I know I’ve thrown a lot at you so far, in terms of rainwear and what to look for when you’re purchasing a rain jacket. The truth is, though, that serious outdoorsmen will meticulously scan any potential purchase to make sure it’s perfect for their needs, especially something that keeps you dry in a downpour. Today we’ll continue by taking a look at a few of the extra bells and whistles one might find in a jacket, so you can see what they do and if they’re right for you.
Consider whether you really want that jacket with a trim athletic cut. Sure, they may look good, but if you buy one that’s too fitting, it will restrict your movement a bit and could make layering difficult.
Jackets that feature articulated sleeves or gusseted underarms will allow your sleeves to bend naturally without causing the cuffs to ride up your forearm. They also serve to keep your torso covered when you raise your arms.

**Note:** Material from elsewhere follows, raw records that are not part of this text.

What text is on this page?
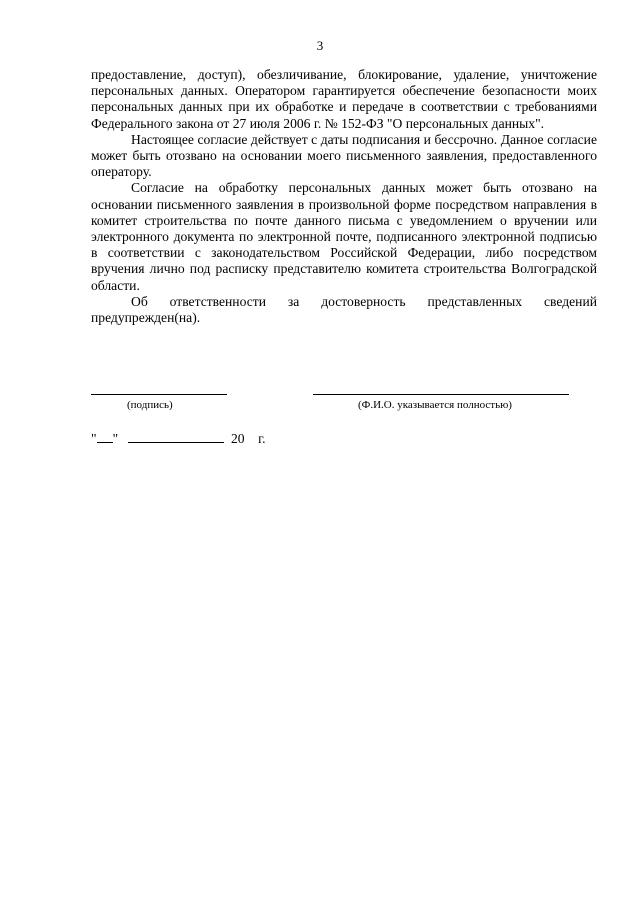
3

предоставление, доступ), обезличивание, блокирование, удаление, уничтожение персональных данных. Оператором гарантируется обеспечение безопасности моих персональных данных при их обработке и передаче в соответствии с требованиями Федерального закона от 27 июля 2006 г. № 152-ФЗ "О персональных данных".

Настоящее согласие действует с даты подписания и бессрочно. Данное согласие может быть отозвано на основании моего письменного заявления, предоставленного оператору.

Согласие на обработку персональных данных может быть отозвано на основании письменного заявления в произвольной форме посредством направления в комитет строительства по почте данного письма с уведомлением о вручении или электронного документа по электронной почте, подписанного электронной подписью в соответствии с законодательством Российской Федерации, либо посредством вручения лично под расписку представителю комитета строительства Волгоградской области.

Об ответственности за достоверность представленных сведений предупрежден(на).

(подпись)	(Ф.И.О. указывается полностью)
" "	20 г.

This is a factor that many overlook. Some jacket fabrics actually create a swishing sound when you move, like the windbreaker clothes popular in the ‘90s. Nylon and polyester can be a little noisy, with the former being louder. Birdwatchers and photographers may want to stick with the quieter materials.
Features such as armpit vents and wrist adjustments that can be tightened or loosened to control air flow are handy for air circulation.
Many jackets feature soft material at the top of the front zipper channel so your skin touches fabric, not a zipper, when it’s fully zipped.
On some jacket models, the front zippers will sometimes have a draft flap, which stops wind from creeping through the teeth of the zipper, which can be a nice bonus.
On most jackets, the pockets are positioned to keep out of the way of backpack straps and hipbelts. More casual, urban models may include music pockets for an iPhone or MP3 player.
Often, you’ll see drawcords in a jacket's hem. These allow you to tighten the jacket’s fit to keep wind from sneaking in.
Seam tape serves to seal the tiny puncture holes created by sewing needles when the rain jackets are made. Most, if not all, quality garments offer seam taping, but if you notice “critical” taping on the label, it means that there are only seams in areas where there is more exposure to rain, to keep the cost low.
The features listed above are just a few of what you may find on a potential purchase. As you can tell, not all of them are necessary for everyone, but they do each bring a bonus to the table. Hopefully this series has helped you pick the best rain jacket for your outdoor needs during the rainy season.